Le Chili n’est pas, et de loin, la Corée du sud ou Hong-Kong et peut-être n’atteindra-t-il pas leurs performances. Mais, si on le compare aux autres États d’Amérique latine, l’impression est bien plus favorable. Est-il besoin d’ajouter que, par rapport aux années folles du gouvernement Allende, la situation a changé du tout au tout ? De juillet 1970 à septembre 1973, la valeur d’un dollar des États-Unis est passée d’environ 13 escudos (la monnaie chilienne de l’époque) à 2 000 escudos, soit une multiplication par 150 en trois ans (imaginez le dollar s’élevant de 6 francs à 1 000 francs, en trois ans !). Entre septembre 1975 et septembre 1987, le dollar est passé de 6,40 pesos (nouvelle monnaie chilienne) à 230 pesos, soit une multiplication par 36 en douze ans. Nous sommes encore loin de la stabilité monétaire, mais ce n’est plus l’ahurissante plongée de la période Allende.
Toutefois, au delà de ces considérations économiques et les éclipsant dans les grands media, demeure l’image tragi-comique du général Pinochet. Certains se demandent si la publicité donnée à la politique d’un régime aussi décrié ne compromet pas le libéralisme dans l’opinion publique mondiale.
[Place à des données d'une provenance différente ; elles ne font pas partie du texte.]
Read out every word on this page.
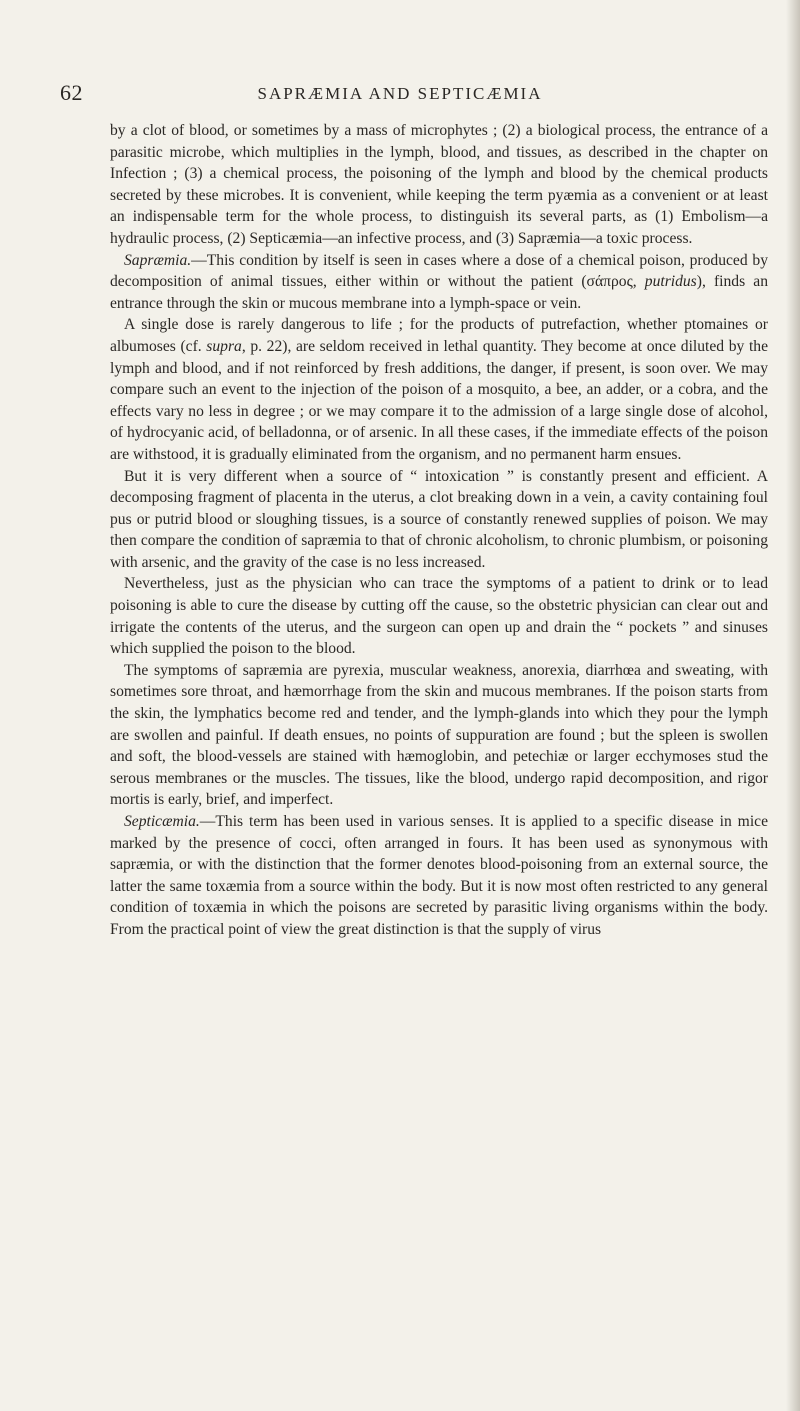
62	SAPRÆMIA AND SEPTICÆMIA

by a clot of blood, or sometimes by a mass of microphytes ; (2) a biological process, the entrance of a parasitic microbe, which multiplies in the lymph, blood, and tissues, as described in the chapter on Infection ; (3) a chemical process, the poisoning of the lymph and blood by the chemical products secreted by these microbes. It is convenient, while keeping the term pyæmia as a convenient or at least an indispensable term for the whole process, to distinguish its several parts, as (1) Embolism—a hydraulic process, (2) Septicæmia—an infective process, and (3) Sapræmia—a toxic process.

Sapræmia.—This condition by itself is seen in cases where a dose of a chemical poison, produced by decomposition of animal tissues, either within or without the patient (σάπρος, putridus), finds an entrance through the skin or mucous membrane into a lymph-space or vein.

A single dose is rarely dangerous to life ; for the products of putrefaction, whether ptomaines or albumoses (cf. supra, p. 22), are seldom received in lethal quantity. They become at once diluted by the lymph and blood, and if not reinforced by fresh additions, the danger, if present, is soon over. We may compare such an event to the injection of the poison of a mosquito, a bee, an adder, or a cobra, and the effects vary no less in degree ; or we may compare it to the admission of a large single dose of alcohol, of hydrocyanic acid, of belladonna, or of arsenic. In all these cases, if the immediate effects of the poison are withstood, it is gradually eliminated from the organism, and no permanent harm ensues.

But it is very different when a source of “ intoxication ” is constantly present and efficient. A decomposing fragment of placenta in the uterus, a clot breaking down in a vein, a cavity containing foul pus or putrid blood or sloughing tissues, is a source of constantly renewed supplies of poison. We may then compare the condition of sapræmia to that of chronic alcoholism, to chronic plumbism, or poisoning with arsenic, and the gravity of the case is no less increased.

Nevertheless, just as the physician who can trace the symptoms of a patient to drink or to lead poisoning is able to cure the disease by cutting off the cause, so the obstetric physician can clear out and irrigate the contents of the uterus, and the surgeon can open up and drain the “ pockets ” and sinuses which supplied the poison to the blood.

The symptoms of sapræmia are pyrexia, muscular weakness, anorexia, diarrhœa and sweating, with sometimes sore throat, and hæmorrhage from the skin and mucous membranes. If the poison starts from the skin, the lymphatics become red and tender, and the lymph-glands into which they pour the lymph are swollen and painful. If death ensues, no points of suppuration are found ; but the spleen is swollen and soft, the blood-vessels are stained with hæmoglobin, and petechiæ or larger ecchymoses stud the serous membranes or the muscles. The tissues, like the blood, undergo rapid decomposition, and rigor mortis is early, brief, and imperfect.

Septicæmia.—This term has been used in various senses. It is applied to a specific disease in mice marked by the presence of cocci, often arranged in fours. It has been used as synonymous with sapræmia, or with the distinction that the former denotes blood-poisoning from an external source, the latter the same toxæmia from a source within the body. But it is now most often restricted to any general condition of toxæmia in which the poisons are secreted by parasitic living organisms within the body. From the practical point of view the great distinction is that the supply of virus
Pourtant, il existe bien d’autres États non démocratiques, à Cuba, en Algérie ou en Yougoslavie, pour ne citer que quelques cas… Pourquoi ceux-ci sont-ils acceptés avec beaucoup de compréhension, voire d’amitié, par les socialistes, si sourcilleux sur les droits de l’homme lorsqu’il s’agit du Chili ? S’il faut comparer la dictature de Santiago à celle de Cuba, c’est la seconde qui nous paraît la plus menaçante. On peut à Santiago, comme M. Guy Sorman a pu le constater, après d’autres voyageurs, prononcer un discours public en faveur du retour à la démocratie libérale. Rien de pareil n’est encore possible à La Havane. De plus, le mouvement international dirigé par Moscou auquel participe le gouvernement de M. Fidel Castro est pour nos libertés un danger autrement plus grand que ce petit État lointain de 12 millions d’habitants. La dictature est condamnable à Santiago comme à La Havane. Mais elle l’est plus encore lorsqu’elle est pratiquée avec bonne conscience et qu’elle jouit de la compréhension et de l’indulgence des âmes nobles, qui s’érigent elles-mêmes en gardiennes d’une morale politique quelque peu sélective.
Il vaudrait assurément mieux que le Chili fût la Suisse, mais, les choses étant ce qu’elles sont, pour le moment le général Pinochet vaut mieux qu’Allende, en attendant le retour à la démocratie libérale, qui se produira tôt ou tard. Comme l’a rappelé le pape aux journalistes dans l’avion qui l’emmenait à Santiago en 1987, on ne peut pas en dire autant pour les pays de l’Est.